Back to skill

Security audit

Self-Improving Agent (Proactive Self-Reflection)

Security checks across malware telemetry and agentic risk

Overview

This skill is a coherent local memory tool, but it persistently changes agent behavior and stores user-derived data with several under-scoped consent and deletion behaviors users should review first.

Install only if you want the agent to maintain durable local memory and let that memory influence future work. Before using it, review the setup snippets for AGENTS.md, SOUL.md, and HEARTBEAT.md, require confirmation before any first write or deletion/export, and periodically inspect or delete ~/self-improving/. Do not store secrets, financial or medical data, location routines, third-party details, or sensitive work context in this memory.

SkillSpector

By NVIDIA
Vulnerability Patterns
  • Data ExfiltrationExternal Transmission, Env Variable Harvesting, File System Enumeration
  • Excessive AgencyUnrestricted Tool Access, Autonomous Decision Making, Scope Creep
  • Trigger AbuseOverly Broad Trigger, Shadow Command Trigger, Keyword Baiting Trigger
  • MCP Tool PoisoningHidden Instructions, Unicode Deception, Parameter Description Injection
  • Prompt InjectionInstruction Override, Hidden Instructions, Exfiltration Commands
Findings (12)

Context-Inappropriate Capability

Medium
Confidence
95% confidence
Finding
The kill-switch instructs the system to export current memory to a file before wiping it, which creates a new persistence channel exactly when the user is requesting deletion. That undermines the privacy boundary of "forget everything" and can preserve sensitive or regulated data outside the normal memory store, increasing risk of unauthorized retention or later disclosure.

Intent-Code Divergence

Medium
Confidence
98% confidence
Finding
The phrase "forget everything" communicates complete deletion, but the documented behavior preserves memory first by exporting it. This is a direct contradiction of user intent and transparency requirements, and it can mislead users into believing data has been erased when it still exists in another artifact.
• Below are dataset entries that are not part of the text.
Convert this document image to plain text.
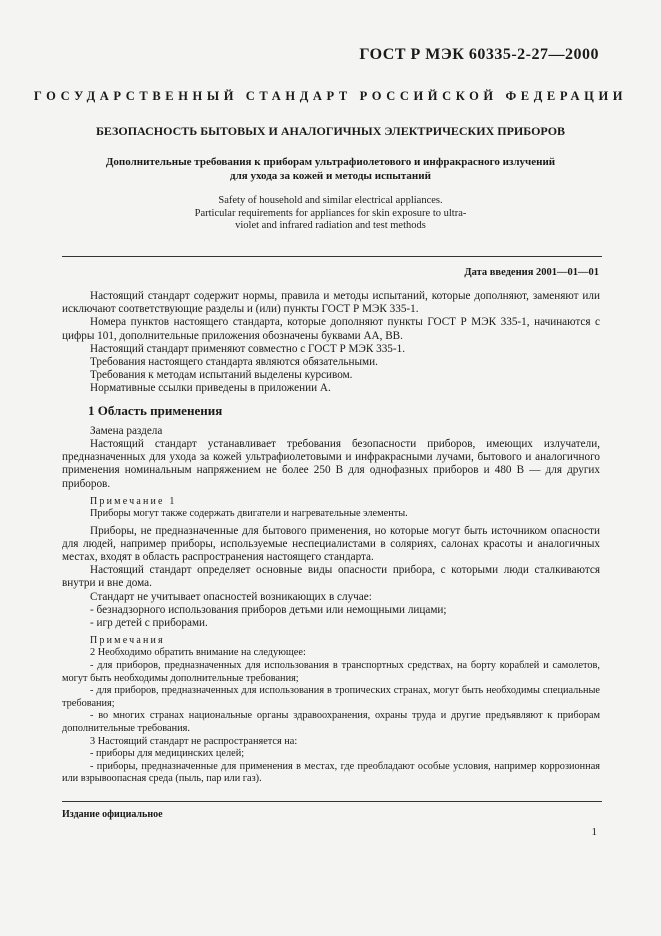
ГОСТ Р МЭК 60335-2-27—2000
ГОСУДАРСТВЕННЫЙ СТАНДАРТ РОССИЙСКОЙ ФЕДЕРАЦИИ
БЕЗОПАСНОСТЬ БЫТОВЫХ И АНАЛОГИЧНЫХ ЭЛЕКТРИЧЕСКИХ ПРИБОРОВ
Дополнительные требования к приборам ультрафиолетового и инфракрасного излучений
для ухода за кожей и методы испытаний
Safety of household and similar electrical appliances.
Particular requirements for appliances for skin exposure to ultra-
violet and infrared radiation and test methods
Дата введения 2001—01—01

Настоящий стандарт содержит нормы, правила и методы испытаний, которые дополняют, заменяют или исключают соответствующие разделы и (или) пункты ГОСТ Р МЭК 335-1.

Номера пунктов настоящего стандарта, которые дополняют пункты ГОСТ Р МЭК 335-1, начинаются с цифры 101, дополнительные приложения обозначены буквами АА, ВВ.

Настоящий стандарт применяют совместно с ГОСТ Р МЭК 335-1.

Требования настоящего стандарта являются обязательными.

Требования к методам испытаний выделены курсивом.

Нормативные ссылки приведены в приложении А.

1 Область применения

Замена раздела

Настоящий стандарт устанавливает требования безопасности приборов, имеющих излучатели, предназначенных для ухода за кожей ультрафиолетовыми и инфракрасными лучами, бытового и аналогичного применения номинальным напряжением не более 250 В для однофазных приборов и 480 В — для других приборов.

Примечание 1

Приборы могут также содержать двигатели и нагревательные элементы.

Приборы, не предназначенные для бытового применения, но которые могут быть источником опасности для людей, например приборы, используемые неспециалистами в соляриях, салонах красоты и аналогичных местах, входят в область распространения настоящего стандарта.

Настоящий стандарт определяет основные виды опасности прибора, с которыми люди сталкиваются внутри и вне дома.

Стандарт не учитывает опасностей возникающих в случае:

- безнадзорного использования приборов детьми или немощными лицами;

- игр детей с приборами.

Примечания

2 Необходимо обратить внимание на следующее:

- для приборов, предназначенных для использования в транспортных средствах, на борту кораблей и самолетов, могут быть необходимы дополнительные требования;

- для приборов, предназначенных для использования в тропических странах, могут быть необходимы специальные требования;

- во многих странах национальные органы здравоохранения, охраны труда и другие предъявляют к приборам дополнительные требования.

3 Настоящий стандарт не распространяется на:

- приборы для медицинских целей;

- приборы, предназначенные для применения в местах, где преобладают особые условия, например коррозионная или взрывоопасная среда (пыль, пар или газ).

Издание официальное
1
Context-Inappropriate Capability

Medium
Confidence
84% confidence
Finding
The skill prescribes different memory and confirmation behavior based on inferred user types, including 'Aggressive learning, minimal confirmation' for 'Power user'. That creates adaptive policy decisions and lightweight profiling beyond simple self-reflection, increasing the risk that the agent stores user data or changes consent thresholds without an explicit, user-approved basis.

Vague Triggers

Medium
Confidence
82% confidence
Finding
Using a broad natural-language trigger like "forget everything" can match ordinary conversational phrasing, jokes, or requests that are not intended as an irreversible memory reset. In a self-improving memory skill, accidental triggering could cause destructive state changes or initiate unexpected export/deletion workflows.

Missing User Warnings

Medium
Confidence
94% confidence
Finding
The workflow describes destructive deletion and hidden data export without clearly warning the user that a file will be created first. This creates a transparency and consent failure: users may request forgetting and instead cause additional data handling they did not authorize, potentially expanding exposure surface.

Missing User Warnings

Medium
Confidence
91% confidence
Finding
The skill explicitly describes logging user corrections, repeated preferences, and project-scoped behavior, but it does not disclose retention, storage location, access controls, or user consent. In a self-improving agent, this creates a privacy and data-governance risk because users may unknowingly provide behavioral data that is persisted and reused across sessions or contexts.

Missing User Warnings

Medium
Confidence
95% confidence
Finding
The reversal flow says prior preferences are archived, history is kept, and timestamps are logged, which confirms ongoing retention of user-derived preference history even after changes. Without transparency, deletion options, or retention boundaries, this can preserve sensitive behavioral data longer than users expect and enable profiling over time.

Missing User Warnings

Medium
Confidence
94% confidence
Finding
The skill instructs the agent to create persistent directories and files under the user's home directory on first activation without any explicit consent, warning, or explanation of the filesystem side effects. Persistent self-modifying or memory-related storage increases risk because it leaves durable state on the system, may capture sensitive user/task data over time, and can operate outside the user's awareness.

Missing User Warnings

Medium
Confidence
95% confidence
Finding
The file explicitly states that memory will be loaded on every session and updated automatically based on usage patterns, but it provides no warning, consent mechanism, or retention/privacy safeguards. In an agent skill, this can lead to silent persistence of user-derived preferences, project details, or other sensitive context across sessions, increasing the risk of unintended data retention and privacy violations.

Missing User Warnings

Medium
Confidence
91% confidence
Finding
The skill defines automatic loading, writing, archiving, and deletion of memory across multiple files and even a weekly maintenance cron, but it does not require explicit user consent, confirmation boundaries, or clear disclosure of persistence behavior. In an agent context, this can cause silent retention, mutation, or destruction of user data, including broad actions like "Forget everything," which increases privacy and integrity risk.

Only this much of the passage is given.